Toch zijn conventies niet altijd optimaal. Conventies zijn vooral daar van waarde waar het maken van een keuze belangrijker is dan wat precies die keuze is. Het maakt niet veel uit of we aan de linker- of rechterkant van de weg rijden, maar het is fijn dat we een keuze gemaakt hebben. Niet voor alle conventies geldt dit zonder meer. Conventies kunnen over hun eigen praktische nut heen regeren. Ze kunnen blijven bestaan als de praktische noodzaak ervoor is verdwenen.

Conventies kunnen een basis hebben in de echte wereld. Ze kunnen ook volledig arbitrair zijn. Er kunnen echte redenen bestaan waarom bepaalde conventies gewoon heel goed blijken te werken. Maar de reden dat een conventie bestaat is een praktische, niet een theoretische. Misschien zijn er wel goede redenen waarom bepaalde conventies binnen de muziek zo succesvol zijn. Niettemin blijven het conventies. Het zou ook anders kunnen. Wat precies de succesvolle conventies binnen muziek zijn en of ze een basis hebben in ‘de echte wereld’ bewaar ik voor een andere keer.

Conventies blijven keuzes, bewuste of onbewuste, tussen mensen onderling. Conventies kunnen actief worden veranderd. De bereidwilligheid daartoe hangt af van de vraag in hoeverre men zich van het bestaan van de conventie bewust is en van de te verwachten winsten of verliezen bij verandering. Maar zeker in een relatief veilig gebied als muziek is elke overbodige conventie een verlies zolang het achterwege laten ervan en de winst die daaruit te halen valt nooit wordt onderzocht. Beter dan in de woorden van Frank Zappa kan ik het niet samenvatten:

Anything can be music, but it doesn’t become music until someone wills it to be music, and the audience listening to it decides to perceive it as music. Most people can’t deal with that abstraction — or don’t want to.

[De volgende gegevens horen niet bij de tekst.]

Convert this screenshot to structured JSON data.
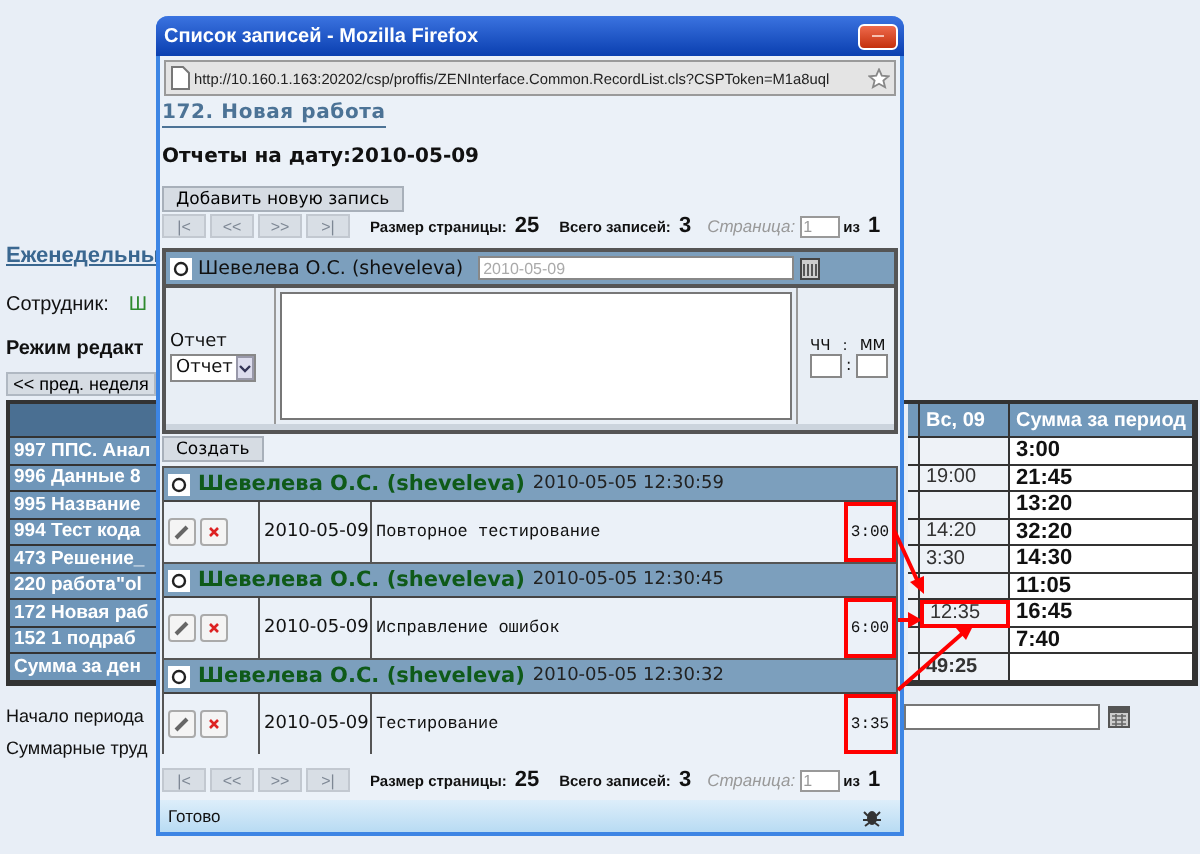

Voor iedereen die verwacht had meer van dit artikel op te steken leg ik ook nog maar even uit wat buitenspel is. Dat kan in minder woorden. Buitenspel begaat iemand die op vijandelijke speelhelft, wanneer een medespeler de bal speelt, dichter bij de vijandelijke doellijn is dan de bal en de voorlaatste tegenspeler en daarbij aan het spel deelneemt, een tegenspeler hindert of profijt heeft van zijn positie. Leer deze definitie uit je hoofd. Daar heb je tenminste wel wat aan.